Teheran, 3 okt. 1963

Lieve Miekel,

Een dagboek houden is haast onmogelijk. Bovendien moet ik dan alles tweemaal schrijven. Het lijkt me daarom beter om elke dag aan je te schrijven en die brieven om de paar dagen weg te sturen. Als we ze later in een mapje doen met de foto’s en grappige documenten, dan kunnen onze kinderen en kindskinderen ze nog eens overlezen.
Ik maak dus echt een verslag, wat je aan iedereen kunt laten lezen en ook voor iedereen bestemd is.

Laat ik met het begin beginnen: Het was gruwelijk weer toen we wegreden.
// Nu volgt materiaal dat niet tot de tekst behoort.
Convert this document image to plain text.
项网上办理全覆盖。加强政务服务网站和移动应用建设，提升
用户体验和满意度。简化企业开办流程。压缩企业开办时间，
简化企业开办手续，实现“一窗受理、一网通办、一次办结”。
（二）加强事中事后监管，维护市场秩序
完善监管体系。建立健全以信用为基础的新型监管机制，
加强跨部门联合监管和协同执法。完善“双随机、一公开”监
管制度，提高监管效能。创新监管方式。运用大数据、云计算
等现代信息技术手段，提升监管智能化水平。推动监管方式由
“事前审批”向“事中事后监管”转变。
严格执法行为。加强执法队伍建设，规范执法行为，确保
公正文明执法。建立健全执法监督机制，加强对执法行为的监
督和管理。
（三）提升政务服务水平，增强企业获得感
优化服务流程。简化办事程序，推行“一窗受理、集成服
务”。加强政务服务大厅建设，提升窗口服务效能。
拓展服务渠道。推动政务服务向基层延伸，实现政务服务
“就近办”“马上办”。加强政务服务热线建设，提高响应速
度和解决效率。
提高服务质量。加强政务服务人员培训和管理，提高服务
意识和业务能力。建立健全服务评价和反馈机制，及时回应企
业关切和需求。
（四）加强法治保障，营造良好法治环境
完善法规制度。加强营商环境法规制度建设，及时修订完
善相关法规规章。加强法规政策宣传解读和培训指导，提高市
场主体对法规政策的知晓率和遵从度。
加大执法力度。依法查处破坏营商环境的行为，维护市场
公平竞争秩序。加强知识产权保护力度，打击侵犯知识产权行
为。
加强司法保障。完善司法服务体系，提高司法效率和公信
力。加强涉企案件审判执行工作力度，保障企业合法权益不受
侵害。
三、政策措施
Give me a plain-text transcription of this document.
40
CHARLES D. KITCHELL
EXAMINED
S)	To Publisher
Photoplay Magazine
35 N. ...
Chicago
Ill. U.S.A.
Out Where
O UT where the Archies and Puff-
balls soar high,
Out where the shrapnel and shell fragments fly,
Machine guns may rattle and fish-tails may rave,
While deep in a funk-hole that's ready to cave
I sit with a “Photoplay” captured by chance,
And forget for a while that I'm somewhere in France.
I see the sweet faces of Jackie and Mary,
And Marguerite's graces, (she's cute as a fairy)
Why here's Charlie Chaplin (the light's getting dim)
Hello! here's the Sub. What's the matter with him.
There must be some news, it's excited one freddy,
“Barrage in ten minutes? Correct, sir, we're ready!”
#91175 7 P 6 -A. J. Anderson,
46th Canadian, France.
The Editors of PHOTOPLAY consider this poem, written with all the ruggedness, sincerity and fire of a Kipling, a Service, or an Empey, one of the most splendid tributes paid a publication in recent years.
Regen en storm, en ons doorgesijpeld stukje land heb ik nog nooit zó mistroostig en naar gezien; Juff. Wijnen (part. secr. Prinses B.) stond ook al koud en rillerig op de stoep te wachten en daarna haalden we Freule Roëll, die alleen meeging om de Koningin uitgeleide te doen.
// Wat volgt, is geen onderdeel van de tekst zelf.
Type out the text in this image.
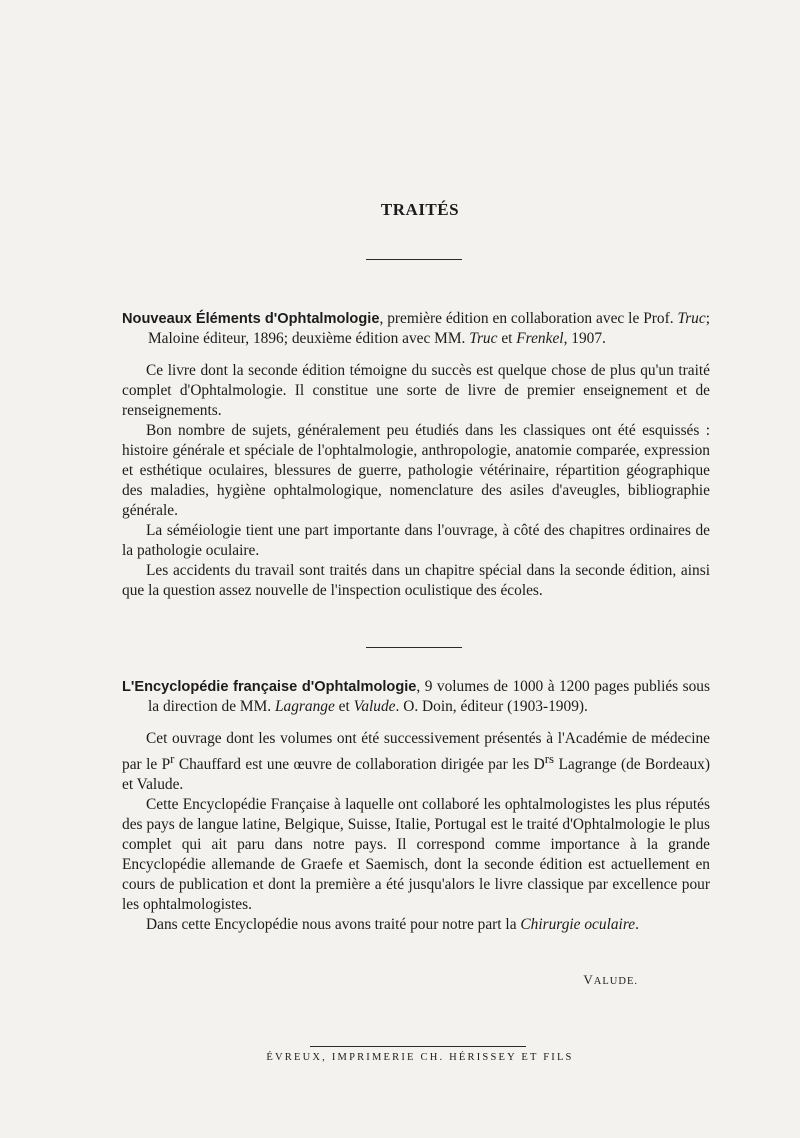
TRAITÉS

Nouveaux Éléments d'Ophtalmologie, première édition en collaboration avec le Prof. Truc; Maloine éditeur, 1896; deuxième édition avec MM. Truc et Frenkel, 1907.

Ce livre dont la seconde édition témoigne du succès est quelque chose de plus qu'un traité complet d'Ophtalmologie. Il constitue une sorte de livre de premier enseignement et de renseignements.

Bon nombre de sujets, généralement peu étudiés dans les classiques ont été esquissés : histoire générale et spéciale de l'ophtalmologie, anthropologie, anatomie comparée, expression et esthétique oculaires, blessures de guerre, pathologie vétérinaire, répartition géographique des maladies, hygiène ophtalmologique, nomenclature des asiles d'aveugles, bibliographie générale.

La séméiologie tient une part importante dans l'ouvrage, à côté des chapitres ordinaires de la pathologie oculaire.

Les accidents du travail sont traités dans un chapitre spécial dans la seconde édition, ainsi que la question assez nouvelle de l'inspection oculistique des écoles.

L'Encyclopédie française d'Ophtalmologie, 9 volumes de 1000 à 1200 pages publiés sous la direction de MM. Lagrange et Valude. O. Doin, éditeur (1903-1909).

Cet ouvrage dont les volumes ont été successivement présentés à l'Académie de médecine par le $P^r$ Chauffard est une œuvre de collaboration dirigée par les $D^{rs}$ Lagrange (de Bordeaux) et Valude.

Cette Encyclopédie Française à laquelle ont collaboré les ophtalmologistes les plus réputés des pays de langue latine, Belgique, Suisse, Italie, Portugal est le traité d'Ophtalmologie le plus complet qui ait paru dans notre pays. Il correspond comme importance à la grande Encyclopédie allemande de Graefe et Saemisch, dont la seconde édition est actuellement en cours de publication et dont la première a été jusqu'alors le livre classique par excellence pour les ophtalmologistes.

Dans cette Encyclopédie nous avons traité pour notre part la Chirurgie oculaire.

VALUDE.
ÉVREUX, IMPRIMERIE CH. HÉRISSEY ET FILS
Op Soesterberg stonden al verkleumde mensen te wachten. Ik kende er velen van. Pr. Beatrix kwam in een aparte auto en daarna de Koningin en de Prins, die ons allemaal hartelijk en bijzonder vriendelijk begroetten. Er stonden twee Friendships klaar, één was het regeringsvliegtuig van de Prins, de ander een militair vervoersvliegtuig (dus geen lieve stewardessen en lekkere hapjes - alles was heel comfortable, maar zonder de gewoonlijke vliegtuigluxe).
In het eerste ging de hele Kon. familie en in het tweede zat ik erg prettig naast Mevr. Repelaer van Driel, een echt lief mens en verder met Juff. Wijnen, Zinnicq Bergman, Geersema (adj. v.d. Prins), Braam Hoekgeest (secr.) en v.d. Hoenen (Secr. Kon.). Er reisden nog wat rechercheurs en een paar kameniers en lakeien mee. Opvallend was hoe alles ging zonder plichtplegingen. De conversatie was vriendschappelijk en soms heel interessant, omdat ze vertelden over hun werk en hun moeilijkheden.
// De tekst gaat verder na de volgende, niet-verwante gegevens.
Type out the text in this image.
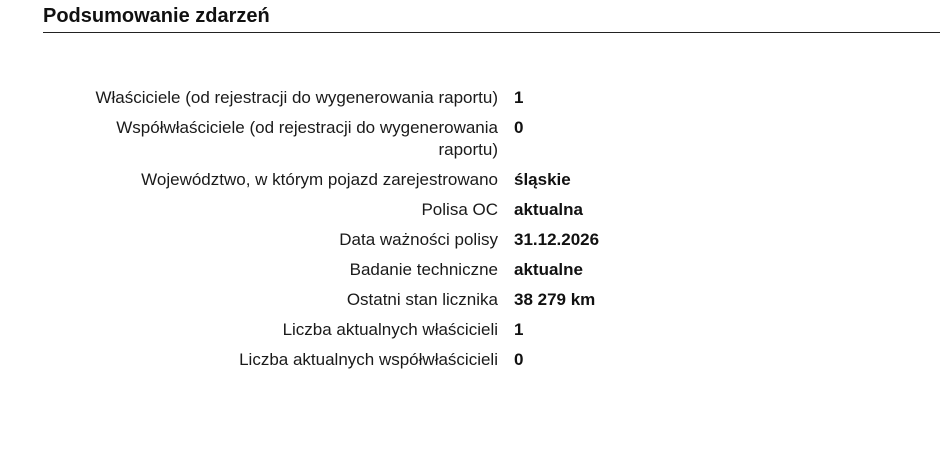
Podsumowanie zdarzeń
Właściciele (od rejestracji do wygenerowania raportu) 1
Współwłaściciele (od rejestracji do wygenerowania raportu)
0
Województwo, w którym pojazd zarejestrowano śląskie
Polisa OC aktualna
Data ważności polisy 31.12.2026
Badanie techniczne aktualne
Ostatni stan licznika 38 279 km
Liczba aktualnych właścicieli 1
Liczba aktualnych współwłaścicieli 0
Die Friendships zijn inderdaad fantastische toestellen: comfortable, reuze practisch en ruim, je vliegt snel (400 km.) en hoog (6000 m.). De crew was een team van militaire vliegers en alles ging zo, dat ik en geen van de anderen een ogenblik angstig zijn geweest. We vlogen over Genève en de Alpen (veel wolken) naar Grosseto, waar de zon heerlijk scheen. Hier namen we benzine in. De lunch was gezellig (in het vliegtuig), een soort visschotel en een glas wijn. We sliepen wat daarna en gingen over de punt en de hak van de laars van Italië naar Griekenland. Daar werd het uitzicht heel mooi en tenslotte landden we om 4 uur op Rhodos.
Daar was het heerlijk zonnig weer, niet te warm, olijven en vijgen, en een mooie weg langs de kust, maar ook alweer bungalows en hotels overal in aanbouw. Het hotel heel luxieus: zwembad, kamer met uitzicht op de zee, etc.
Het andere vliegtuig was al een uur eerder aangekomen en net toen ik me zalig even wilde douchen en verkleden kwam er een spoedboodschap: de Prinses wil sight-seeën, anders wordt het donker. Beatrix voorop en wij er achteraan, naar een bus en met die bus een heel stuk van de stad Rhodos gezien. Ik heb heel gezellig met haar gepraat, ze kende Rhodos en vond het leuk allerlei steegjes in te lopen en oude dingen te bekijken (o.a. het kasteel van de Johanniten-orde, dat heel mooi gerestaureerd was).
Ergens bovenop dat kasteel vonden we de Koningin met een klein gezelschap en gezamenlijk hebben we nog rondgelopen, terwijl we elkaar telkens kwijtraakten en de bus achter ons aanhobbelde. ‘t Was heel gek. In het hotel terug kregen we tot ½ 9 tijd. Sommigen, o.a. de Kon. gingen nog zwemmen, maar ik ben even gaan slapen, heb toen een bad genomen en voelde me weer opgefrist. In de eetzaal stonden kleinere tafels van 6 pers. gedekt en de Koningin vroeg me naast haar te komen zitten. Het eten was heerlijk en de conversatie vrolijk, hoewel soms erg vaag! (De Kon. wist helemaal niet dat ik Prof in Amsterdam ben, ze was zeer verbaasd en maakt 1000 excuses en keek daarbij heel boos naar Van Lijnden (Haar secr.)). Luns (Min. B.Z.) was erg op dreef, hij zat met Beatrix aan een andere tafel, maar voor zo’n jong kind is het toch een corvée om altijd met een stel oudere heren te eten en om te gaan. Ze zag er echt lief en knap uit, heel fris, en was ook tegen mij vrolijk en aardig. Natuurlijk voel je onder alle gesprekken ondertonen van moeilijkheden, jalouzietjes en oud zeer. Maar waar is dat niet?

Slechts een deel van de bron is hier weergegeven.